January 20, 2004

Job Order Contracting saves in renovations

Mary Walters is an editor for Facilities Management.

Is it time to renovate part of your office building? Facilities Management (FM) has a new program that may make the renovation even easier.

Job Order Contracting (JOC) is a new program being developed to streamline the bidding process for small- to medium-sized construction, renovation or repair projects at Emory. It’s meant to address only the work that currently requires bidding and formal procurement and will bring substantial time and cost savings to the Emory community.

The program’s greatest value comes down to two factors: first, improved relationships between FM and the Emory community as well as with a proven group of contractors; second, its costs and potential savings. The JOC program, through its shift to long-term thinking, has an expected total aggregate cost savings of 8–23 percent.

Each small- to medium-sized project at Emory currently is bid out on an individual basis. Planned for a February launch, the JOC program will identify five select contractors to participate based upon their qualifications and their ability to meet the prices in a comprehensive task list.

With the help of a consulting group, FM will identify anticipated tasks that might be involved in projects of this size. The tasks are then given a unit price that accounts for the cost of local materials, local labor and equipment. Each contractor is responsible for identifying “adjustment factors” over eight different circumstances (such as compensating for after-hours work).

Think catalog shopping. The JOC program and participating contractors will be able to meet the prices in the catalog of task lists with an agreed upon allowance for adjustment factors.

Now think volume shopping. Rather than just competing for one project, JOC contractors essentially are competing to be favored for future projects for the next five years.

Performance is critical for future success. JOC contractors have a base period of one year under the contract, renewable up to four additional years. Being part of JOC creates for the contractor an opportunity to earn up to $2 million per year. One of the principles behind the project is to invest in contractors—with the intent that the investment will be reciprocal.

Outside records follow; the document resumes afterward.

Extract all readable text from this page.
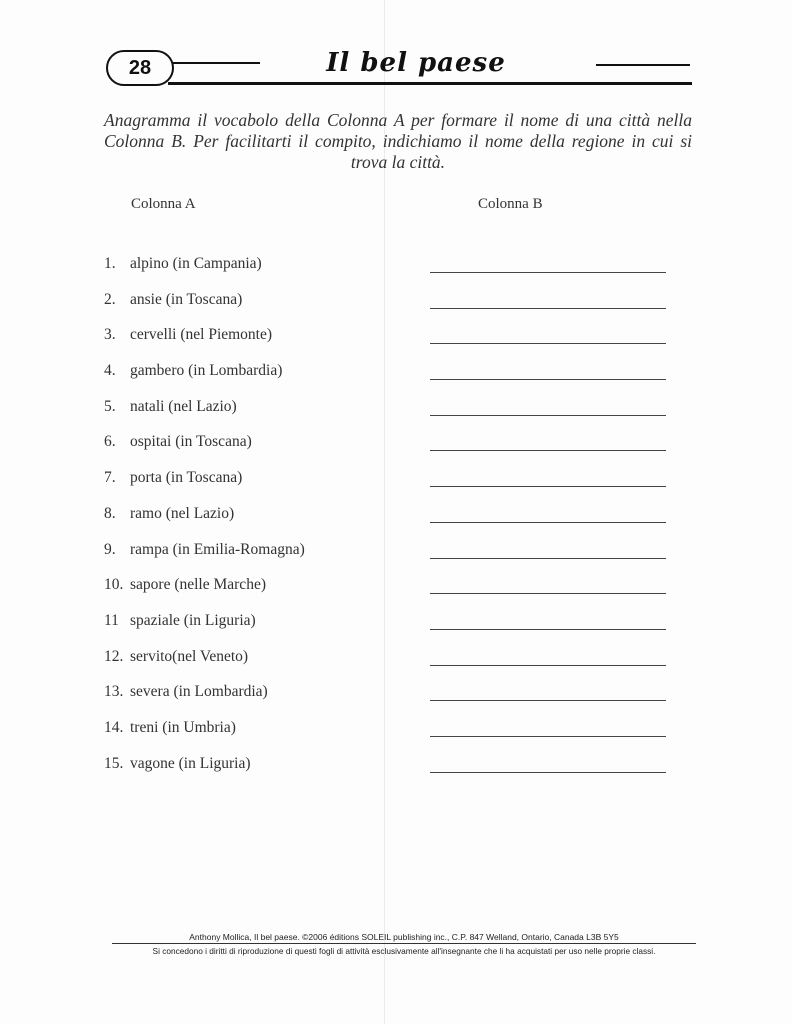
28	Il bel paese
Anagramma il vocabolo della Colonna A per formare il nome di una città nella Colonna B. Per facilitarti il compito, indichiamo il nome della regione in cui si trova la città.
Colonna A	Colonna B
1. alpino (in Campania)
2. ansie (in Toscana)
3. cervelli (nel Piemonte)
4. gambero (in Lombardia)
5. natali (nel Lazio)
6. ospitai (in Toscana)
7. porta (in Toscana)
8. ramo (nel Lazio)
9. rampa (in Emilia-Romagna)
10. sapore (nelle Marche)
11 spaziale (in Liguria)
12. servito(nel Veneto)
13. severa (in Lombardia)
14. treni (in Umbria)
15. vagone (in Liguria)
Anthony Mollica, Il bel paese. ©2006 éditions SOLEIL publishing inc., C.P. 847 Welland, Ontario, Canada L3B 5Y5
Si concedono i diritti di riproduzione di questi fogli di attività esclusivamente all'insegnante che li ha acquistati per uso nelle proprie classi.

JOC contractors will be considered for future projects by maintaining clean project sites, responding in a timely manner and producing high-quality work. These are just a few of the benefits FM customers can look forward to enjoying. Here are a few others:

• Relationships. Customers will benefit greatly from an enhanced relationship with an FM project manager. The project manager brings a wealth of expertise, including knowledge of the building standards for the University and utility systems, and the motivation to ensure any renovation is done appropriately. This relationship can reduce the changes and additions that can happen once a project is under way, as well as any maintenance issues once it is complete.

• Online access. Customers will be able to submit work requests for an evaluation and even “shop” online to assess the price of project components.

• Competition. Contractors first compete to participate in the program, and this competitive spirit lives on as the participating contractors still compete with one another in order to “win” each future job.

• Fixed project price. The project is given a fixed amount from the agreed pricing in the JOC contract. If a part or item is missed in the bid, the expense for the item goes to the contractor.

“The JOC program isn’t taking away any of the work we are currently doing in-house,” said Charles Norris, assistant director of plant operations. “It addresses work that we are already bidding out. It’s just another option.”

Customers with renovation projects costing less than $100,000 will have the choice to participate in the JOC pogram or to bid the project out individually.